The issue, written by Mister Miracle and Batman’s Tom King, with art by Clay Mann and Travis Moore, continues to explore the aftermath of the massacre at Sanctuary, the hidden trauma center for superheroes, that was uncovered in the first installment of the series. As Superman, Batman and Wonder Woman investigate the killings, the conversation turns to part of Sanctuary’s purpose: the chance for heroes to confess their weaknesses to camera.
“Sanctuary is anonymous,” Batman explains. “This allows heroes to talk about their pain and shame. All information gathered by Sanctuary is immediately deleted. Who comes, what they say, when they leave. Everything is erased. Nothing is reported.”
After Superman confronts Batman with the possibility of surveillance in the system, Batman responds with, “It needed to be anonymous, so it stayed anonymous. I know because I was there. Often.” (Indeed, one of Batman’s confessional visits is shared in flashback in the issue, along with visits from Wonder Woman and Superman.)

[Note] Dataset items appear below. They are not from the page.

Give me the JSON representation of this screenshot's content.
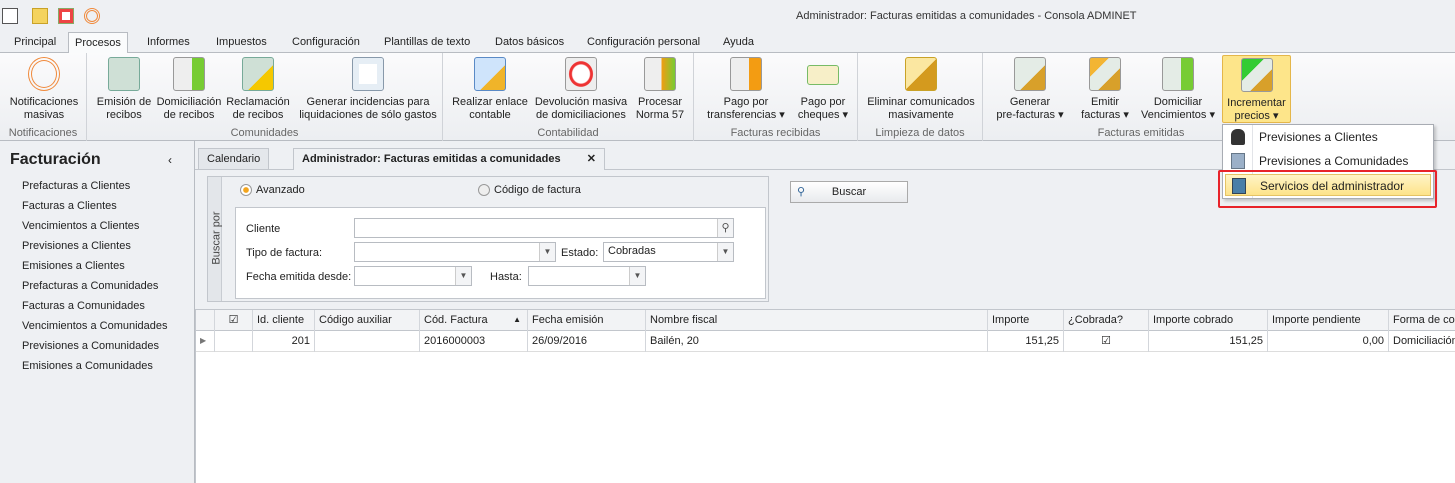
{
  "window": {
    "title": "Administrador: Facturas emitidas a comunidades - Consola ADMINET"
  },
  "menu_tabs": [
    "Principal",
    "Procesos",
    "Informes",
    "Impuestos",
    "Configuración",
    "Plantillas de texto",
    "Datos básicos",
    "Configuración personal",
    "Ayuda"
  ],
  "ribbon": {
    "groups": [
      "Notificaciones",
      "Comunidades",
      "Contabilidad",
      "Facturas recibidas",
      "Limpieza de datos",
      "Facturas emitidas"
    ],
    "buttons": [
      {
        "l1": "Notificaciones",
        "l2": "masivas"
      },
      {
        "l1": "Emisión de",
        "l2": "recibos"
      },
      {
        "l1": "Domiciliación",
        "l2": "de recibos"
      },
      {
        "l1": "Reclamación",
        "l2": "de recibos"
      },
      {
        "l1": "Generar incidencias para",
        "l2": "liquidaciones de sólo gastos"
      },
      {
        "l1": "Realizar enlace",
        "l2": "contable"
      },
      {
        "l1": "Devolución masiva",
        "l2": "de domiciliaciones"
      },
      {
        "l1": "Procesar",
        "l2": "Norma 57"
      },
      {
        "l1": "Pago por",
        "l2": "transferencias ▾"
      },
      {
        "l1": "Pago por",
        "l2": "cheques ▾"
      },
      {
        "l1": "Eliminar comunicados",
        "l2": "masivamente"
      },
      {
        "l1": "Generar",
        "l2": "pre-facturas ▾"
      },
      {
        "l1": "Emitir",
        "l2": "facturas ▾"
      },
      {
        "l1": "Domiciliar",
        "l2": "Vencimientos ▾"
      },
      {
        "l1": "Incrementar",
        "l2": "precios ▾"
      }
    ]
  },
  "dropdown": [
    "Previsiones a Clientes",
    "Previsiones a Comunidades",
    "Servicios del administrador"
  ],
  "sidebar": {
    "title": "Facturación",
    "items": [
      "Prefacturas a Clientes",
      "Facturas a Clientes",
      "Vencimientos a Clientes",
      "Previsiones a Clientes",
      "Emisiones a Clientes",
      "Prefacturas a Comunidades",
      "Facturas a Comunidades",
      "Vencimientos a Comunidades",
      "Previsiones a Comunidades",
      "Emisiones a Comunidades"
    ]
  },
  "doc_tabs": [
    "Calendario",
    "Administrador: Facturas emitidas a comunidades"
  ],
  "search": {
    "group_label": "Buscar por",
    "radio_advanced": "Avanzado",
    "radio_code": "Código de factura",
    "cliente_label": "Cliente",
    "cliente_value": "",
    "tipo_label": "Tipo de factura:",
    "tipo_value": "",
    "estado_label": "Estado:",
    "estado_value": "Cobradas",
    "desde_label": "Fecha emitida desde:",
    "desde_value": "",
    "hasta_label": "Hasta:",
    "hasta_value": "",
    "buscar_label": "Buscar"
  },
  "grid": {
    "columns": [
      "Id. cliente",
      "Código auxiliar",
      "Cód. Factura",
      "Fecha emisión",
      "Nombre fiscal",
      "Importe",
      "¿Cobrada?",
      "Importe cobrado",
      "Importe pendiente",
      "Forma de cobro"
    ],
    "rows": [
      {
        "id": "201",
        "aux": "",
        "code": "2016000003",
        "fecha": "26/09/2016",
        "nombre": "Bailén, 20",
        "importe": "151,25",
        "cobrada": true,
        "cobrado": "151,25",
        "pendiente": "0,00",
        "forma": "Domiciliación"
      }
    ]
  }
}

However, the climax of the issue proves that Batman was either mistaken or lying, when Lois Lane is informed by a Daily Planet intern that someone has sent a file including the testimony of one of the murdered superheroes, with the message, “Our heroes hide themselves from us. From Sanctuary. Here is the truth. More truths will be coming.”
The nine-part Heroes in Crisis launched in September, initially presented as both a murder mystery and an investigation into the impact of trauma on superheroes and those around them. At San Diego Comic-Con, King said about the series, “I want to speak about, and to, this New War generation, the millions of people who have fought bravely overseas and have come home to try to return to their normal lives. I want to talk about their hopes, their pains, their triumphs; I want to use DC’s heroes to tell their stories.”
Part of their stories, it seems, may be to do with doxxing — and how difficult it is to keep secrets in the internet age.
Heroes in Crisis No. 2 is available digitally and in comic book stores now.